In a calculated effort to separate a twelve year-old from his allowance, the comic book guys trotted out packs of Marvel Masterpieces.1 These were trading cards that depicted the Marvel Universe’s greatest heroes and most notorious villains in stunning detail. It seems almost criminal that there was never a card for Professor Xavier, but I suppose it’s hard to do a good action shot of a wheelchair.
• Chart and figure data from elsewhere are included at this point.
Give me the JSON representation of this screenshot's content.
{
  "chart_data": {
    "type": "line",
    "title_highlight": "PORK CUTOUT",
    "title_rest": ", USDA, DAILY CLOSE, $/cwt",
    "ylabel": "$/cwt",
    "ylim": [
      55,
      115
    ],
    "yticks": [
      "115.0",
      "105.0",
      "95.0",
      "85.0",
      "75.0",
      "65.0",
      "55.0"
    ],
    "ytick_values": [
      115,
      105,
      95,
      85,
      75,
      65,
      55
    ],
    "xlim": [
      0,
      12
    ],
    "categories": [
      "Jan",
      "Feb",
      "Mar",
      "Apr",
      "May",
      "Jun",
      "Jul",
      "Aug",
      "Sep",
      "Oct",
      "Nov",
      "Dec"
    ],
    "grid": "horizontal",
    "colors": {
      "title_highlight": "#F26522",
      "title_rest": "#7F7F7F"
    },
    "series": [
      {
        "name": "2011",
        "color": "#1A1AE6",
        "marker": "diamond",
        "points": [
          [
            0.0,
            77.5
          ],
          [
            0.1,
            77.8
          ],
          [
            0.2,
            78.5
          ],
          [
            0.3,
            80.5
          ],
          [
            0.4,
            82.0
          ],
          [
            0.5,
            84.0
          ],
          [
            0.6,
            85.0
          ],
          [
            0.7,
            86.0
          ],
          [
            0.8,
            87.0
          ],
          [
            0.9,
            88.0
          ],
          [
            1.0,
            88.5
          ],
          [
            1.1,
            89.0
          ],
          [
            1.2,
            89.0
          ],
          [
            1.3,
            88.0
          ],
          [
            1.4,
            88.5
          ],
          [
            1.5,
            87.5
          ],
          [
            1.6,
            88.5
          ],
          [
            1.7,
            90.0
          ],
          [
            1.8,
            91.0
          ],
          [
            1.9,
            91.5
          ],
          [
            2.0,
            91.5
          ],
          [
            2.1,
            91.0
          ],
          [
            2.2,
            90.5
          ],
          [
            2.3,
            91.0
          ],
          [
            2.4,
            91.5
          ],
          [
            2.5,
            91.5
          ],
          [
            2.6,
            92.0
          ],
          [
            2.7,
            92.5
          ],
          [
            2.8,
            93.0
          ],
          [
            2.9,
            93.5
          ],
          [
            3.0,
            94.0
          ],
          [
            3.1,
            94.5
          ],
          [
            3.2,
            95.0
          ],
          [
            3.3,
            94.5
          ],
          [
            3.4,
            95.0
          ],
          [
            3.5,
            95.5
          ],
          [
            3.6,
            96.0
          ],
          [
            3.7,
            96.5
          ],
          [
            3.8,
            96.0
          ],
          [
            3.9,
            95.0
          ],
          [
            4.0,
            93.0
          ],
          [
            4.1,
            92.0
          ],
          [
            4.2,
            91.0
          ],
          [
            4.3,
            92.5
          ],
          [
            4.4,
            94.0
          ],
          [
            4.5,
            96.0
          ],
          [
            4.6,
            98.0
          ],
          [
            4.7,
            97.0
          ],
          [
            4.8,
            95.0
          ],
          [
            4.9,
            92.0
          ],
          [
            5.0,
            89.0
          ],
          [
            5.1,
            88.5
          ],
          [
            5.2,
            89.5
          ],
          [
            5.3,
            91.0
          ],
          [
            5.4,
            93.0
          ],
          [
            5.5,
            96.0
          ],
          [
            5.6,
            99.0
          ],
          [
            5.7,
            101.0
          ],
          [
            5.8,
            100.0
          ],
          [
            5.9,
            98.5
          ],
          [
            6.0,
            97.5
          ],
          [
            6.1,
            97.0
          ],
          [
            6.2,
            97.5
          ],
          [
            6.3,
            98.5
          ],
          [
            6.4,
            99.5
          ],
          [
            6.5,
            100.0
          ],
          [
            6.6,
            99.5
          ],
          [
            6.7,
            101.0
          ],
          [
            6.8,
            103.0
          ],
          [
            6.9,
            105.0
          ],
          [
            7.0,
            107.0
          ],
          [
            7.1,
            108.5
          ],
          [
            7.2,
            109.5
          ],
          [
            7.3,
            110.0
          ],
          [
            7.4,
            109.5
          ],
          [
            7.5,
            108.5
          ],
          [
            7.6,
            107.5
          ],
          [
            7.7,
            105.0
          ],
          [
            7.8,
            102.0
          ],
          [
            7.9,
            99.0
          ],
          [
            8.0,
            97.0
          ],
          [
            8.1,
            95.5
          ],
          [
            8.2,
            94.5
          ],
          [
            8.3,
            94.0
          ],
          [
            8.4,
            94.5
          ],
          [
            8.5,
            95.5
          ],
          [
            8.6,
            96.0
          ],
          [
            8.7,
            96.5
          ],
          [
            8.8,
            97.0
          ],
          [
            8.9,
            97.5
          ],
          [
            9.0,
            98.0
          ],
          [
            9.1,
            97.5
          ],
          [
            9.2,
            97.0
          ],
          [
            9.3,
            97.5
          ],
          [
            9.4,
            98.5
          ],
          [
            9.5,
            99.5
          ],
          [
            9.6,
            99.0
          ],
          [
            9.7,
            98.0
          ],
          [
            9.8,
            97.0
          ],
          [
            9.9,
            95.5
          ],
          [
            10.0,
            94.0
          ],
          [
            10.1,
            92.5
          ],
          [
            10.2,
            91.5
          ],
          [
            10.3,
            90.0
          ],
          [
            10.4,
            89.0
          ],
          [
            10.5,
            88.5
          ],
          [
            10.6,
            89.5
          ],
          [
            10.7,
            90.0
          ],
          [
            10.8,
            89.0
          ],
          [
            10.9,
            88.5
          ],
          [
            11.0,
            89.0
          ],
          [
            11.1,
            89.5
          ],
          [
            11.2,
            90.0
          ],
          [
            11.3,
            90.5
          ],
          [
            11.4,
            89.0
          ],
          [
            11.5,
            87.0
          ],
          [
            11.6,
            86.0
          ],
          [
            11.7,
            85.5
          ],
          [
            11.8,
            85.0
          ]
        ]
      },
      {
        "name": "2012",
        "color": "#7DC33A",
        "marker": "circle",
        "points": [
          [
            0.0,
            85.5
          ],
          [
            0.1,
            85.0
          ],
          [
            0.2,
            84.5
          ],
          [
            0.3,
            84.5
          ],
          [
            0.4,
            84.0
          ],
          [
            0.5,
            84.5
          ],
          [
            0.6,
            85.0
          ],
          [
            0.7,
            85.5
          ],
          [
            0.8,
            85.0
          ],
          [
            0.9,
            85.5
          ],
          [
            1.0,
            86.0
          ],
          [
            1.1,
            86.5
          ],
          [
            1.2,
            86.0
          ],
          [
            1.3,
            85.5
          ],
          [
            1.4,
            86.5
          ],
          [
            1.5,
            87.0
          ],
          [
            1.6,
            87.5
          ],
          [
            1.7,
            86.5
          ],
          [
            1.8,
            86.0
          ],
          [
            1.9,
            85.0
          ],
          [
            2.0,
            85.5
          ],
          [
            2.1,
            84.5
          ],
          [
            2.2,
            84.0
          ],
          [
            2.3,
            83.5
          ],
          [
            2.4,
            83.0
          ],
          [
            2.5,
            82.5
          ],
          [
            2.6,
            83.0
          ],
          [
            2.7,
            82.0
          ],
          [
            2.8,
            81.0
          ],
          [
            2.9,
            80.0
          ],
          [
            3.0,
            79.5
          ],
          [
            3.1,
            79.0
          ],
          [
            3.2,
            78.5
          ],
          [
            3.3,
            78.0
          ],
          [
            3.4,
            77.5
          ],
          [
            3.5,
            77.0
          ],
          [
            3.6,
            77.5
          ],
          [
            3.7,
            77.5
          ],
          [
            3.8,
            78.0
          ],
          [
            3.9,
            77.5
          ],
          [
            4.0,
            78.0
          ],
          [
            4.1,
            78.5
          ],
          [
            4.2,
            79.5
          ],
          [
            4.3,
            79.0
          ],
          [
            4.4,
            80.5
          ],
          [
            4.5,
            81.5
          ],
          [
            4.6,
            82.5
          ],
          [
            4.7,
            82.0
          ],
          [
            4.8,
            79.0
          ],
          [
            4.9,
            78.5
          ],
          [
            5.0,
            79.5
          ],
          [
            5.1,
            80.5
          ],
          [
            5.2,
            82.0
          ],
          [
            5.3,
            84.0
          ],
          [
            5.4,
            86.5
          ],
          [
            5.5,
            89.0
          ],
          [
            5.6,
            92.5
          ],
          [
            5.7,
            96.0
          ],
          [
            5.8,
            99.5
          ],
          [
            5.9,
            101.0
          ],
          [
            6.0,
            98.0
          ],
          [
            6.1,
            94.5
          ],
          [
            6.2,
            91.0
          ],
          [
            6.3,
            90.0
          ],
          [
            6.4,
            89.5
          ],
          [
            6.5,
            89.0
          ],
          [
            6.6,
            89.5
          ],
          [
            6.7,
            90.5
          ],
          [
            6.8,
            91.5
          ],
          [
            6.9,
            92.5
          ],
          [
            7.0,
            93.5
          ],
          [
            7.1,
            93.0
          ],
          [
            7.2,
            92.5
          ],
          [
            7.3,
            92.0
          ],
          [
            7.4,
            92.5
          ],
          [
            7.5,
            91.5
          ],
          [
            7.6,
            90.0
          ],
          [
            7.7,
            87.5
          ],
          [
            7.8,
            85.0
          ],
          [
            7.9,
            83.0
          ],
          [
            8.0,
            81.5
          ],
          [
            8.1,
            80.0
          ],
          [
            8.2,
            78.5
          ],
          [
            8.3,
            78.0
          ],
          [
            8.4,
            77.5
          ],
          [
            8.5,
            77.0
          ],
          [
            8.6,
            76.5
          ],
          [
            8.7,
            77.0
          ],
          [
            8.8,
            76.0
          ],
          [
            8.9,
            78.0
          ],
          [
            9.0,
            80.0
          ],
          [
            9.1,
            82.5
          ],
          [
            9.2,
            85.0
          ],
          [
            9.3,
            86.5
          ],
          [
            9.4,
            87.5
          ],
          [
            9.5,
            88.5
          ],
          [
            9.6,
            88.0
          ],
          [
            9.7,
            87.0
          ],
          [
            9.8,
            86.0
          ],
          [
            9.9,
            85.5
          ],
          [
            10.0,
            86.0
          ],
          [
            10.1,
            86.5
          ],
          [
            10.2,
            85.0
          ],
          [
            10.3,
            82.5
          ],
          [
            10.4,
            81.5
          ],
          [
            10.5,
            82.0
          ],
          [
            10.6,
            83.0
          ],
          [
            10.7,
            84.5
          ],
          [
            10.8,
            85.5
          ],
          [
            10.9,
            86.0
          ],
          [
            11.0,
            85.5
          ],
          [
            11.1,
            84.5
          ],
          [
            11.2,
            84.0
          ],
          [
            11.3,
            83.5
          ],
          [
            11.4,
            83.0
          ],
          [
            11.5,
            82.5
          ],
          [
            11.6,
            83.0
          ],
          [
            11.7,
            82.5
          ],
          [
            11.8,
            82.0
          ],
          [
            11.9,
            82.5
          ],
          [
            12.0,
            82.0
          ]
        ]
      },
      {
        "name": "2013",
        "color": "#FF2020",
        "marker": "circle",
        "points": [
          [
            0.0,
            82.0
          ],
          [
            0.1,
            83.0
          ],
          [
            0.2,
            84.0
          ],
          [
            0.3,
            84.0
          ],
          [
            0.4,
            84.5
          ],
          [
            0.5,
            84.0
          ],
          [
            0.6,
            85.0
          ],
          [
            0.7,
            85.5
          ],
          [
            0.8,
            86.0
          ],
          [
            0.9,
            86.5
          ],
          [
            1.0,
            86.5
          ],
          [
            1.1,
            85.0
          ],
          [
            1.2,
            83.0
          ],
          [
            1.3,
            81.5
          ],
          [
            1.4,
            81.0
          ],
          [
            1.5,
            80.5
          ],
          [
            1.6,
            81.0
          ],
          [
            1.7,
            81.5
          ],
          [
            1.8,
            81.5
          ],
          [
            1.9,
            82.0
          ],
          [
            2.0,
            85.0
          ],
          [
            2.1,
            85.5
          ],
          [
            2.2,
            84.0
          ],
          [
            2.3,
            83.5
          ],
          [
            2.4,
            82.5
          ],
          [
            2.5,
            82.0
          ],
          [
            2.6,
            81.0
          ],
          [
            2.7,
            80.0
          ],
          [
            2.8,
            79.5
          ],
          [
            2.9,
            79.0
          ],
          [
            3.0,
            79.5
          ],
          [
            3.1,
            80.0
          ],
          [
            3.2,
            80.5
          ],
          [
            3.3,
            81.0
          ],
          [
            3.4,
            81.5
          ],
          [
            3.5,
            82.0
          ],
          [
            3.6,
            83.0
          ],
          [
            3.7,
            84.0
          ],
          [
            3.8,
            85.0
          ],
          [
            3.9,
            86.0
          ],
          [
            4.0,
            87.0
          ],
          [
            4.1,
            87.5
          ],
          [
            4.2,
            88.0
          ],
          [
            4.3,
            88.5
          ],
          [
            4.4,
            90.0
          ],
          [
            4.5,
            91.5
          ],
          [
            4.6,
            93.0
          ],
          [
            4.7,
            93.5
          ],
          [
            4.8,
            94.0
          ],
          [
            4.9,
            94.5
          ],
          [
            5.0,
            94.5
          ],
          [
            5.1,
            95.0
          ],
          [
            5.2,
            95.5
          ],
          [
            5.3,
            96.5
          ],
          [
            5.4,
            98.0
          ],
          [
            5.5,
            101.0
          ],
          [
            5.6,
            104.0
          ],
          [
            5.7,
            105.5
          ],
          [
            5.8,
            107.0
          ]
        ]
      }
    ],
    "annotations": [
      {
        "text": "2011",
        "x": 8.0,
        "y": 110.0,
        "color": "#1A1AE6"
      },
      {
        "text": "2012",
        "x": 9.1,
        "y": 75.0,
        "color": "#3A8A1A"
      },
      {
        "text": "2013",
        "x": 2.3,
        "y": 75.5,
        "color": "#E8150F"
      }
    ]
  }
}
It’s difficult to say why I liked the cards so much. The art is the main feature, and I’m pleased to see that it holds up well with the passage of time, for the most part. Take this rendition of Nightcrawler, for instance. It’s ethereal, almost Impressionist, and a fitting artistic choice for a man who can vanish in a BAMF of smoke and instantly reappear somewhere else. Unlike most of what the comic conglomerates put out in the early 90s, these showed real care and attention to detail. You could say they were items of quality. You could also say that these were the first real commodities that me and my friends purchased independently, and in trading them amongst ourselves, we got our first taste of power, leverage, and value. “Value,” is, of course, a highly subjective term. Outside our little bubble, the cards were not worth the paper they were printed on, literally. These trading cards would lead almost directly to an extended addiction to Magic: the Gathering, which, beyond the cool art, also came with a game. It also came with industry-sponsored magazines2 that listed the current market value of the cards, which pretty much ruined the fun for everyone.

I thought I had left this life behind me. I thought I had graduated from Xavier’s School For Gifted Youngsters, aside from the occasional Hugh Jackman-laiden Hollywood iteration. Apparently I was wrong. It’s extremely easy to be drawn back to this world. Comics (and things inspired by comics) represent a series of moments reduced to their bare essentials. The beauty of it is that you can add whatever you want into the gaps between the panels. At twenty-six, you can take the bones of Joss Whedon’s excellent (as always) writing and add any number of complex social subtexts into the book. At eleven, you do something arguably much more important. You add yourself.

  1. I have to be honest with you, I didn’t actually remember that they were called Marvel Masterpieces. All I remembered was that I had a small collection of Marvel trading cards. Googling “marvel trading cards” got me close, but I knew that wasn’t quite right. I eventually remembered that one of the fancier cards (a Dyna-Etched rendition) was for a guy I had never heard of, and it seemed like a waste of highly advanced hologram technology. The guy was named Meanstreak, and I’ll bet you’ve never heard of him either. This at last gave me the clue I needed. I knew I was looking at the right set of cards when I saw that colorful rendition of Beast moving through a laser grid, above. That’s the craziest thing about living in 2008. Combine a murky smear of memory with Google, Wikipedia, and flickr, and suddenly you’re omniscient. 

  2. In my brain’s continuing efforts to freak me out, I distinctly remember owning the exact issue featured in the Wikipedia entry.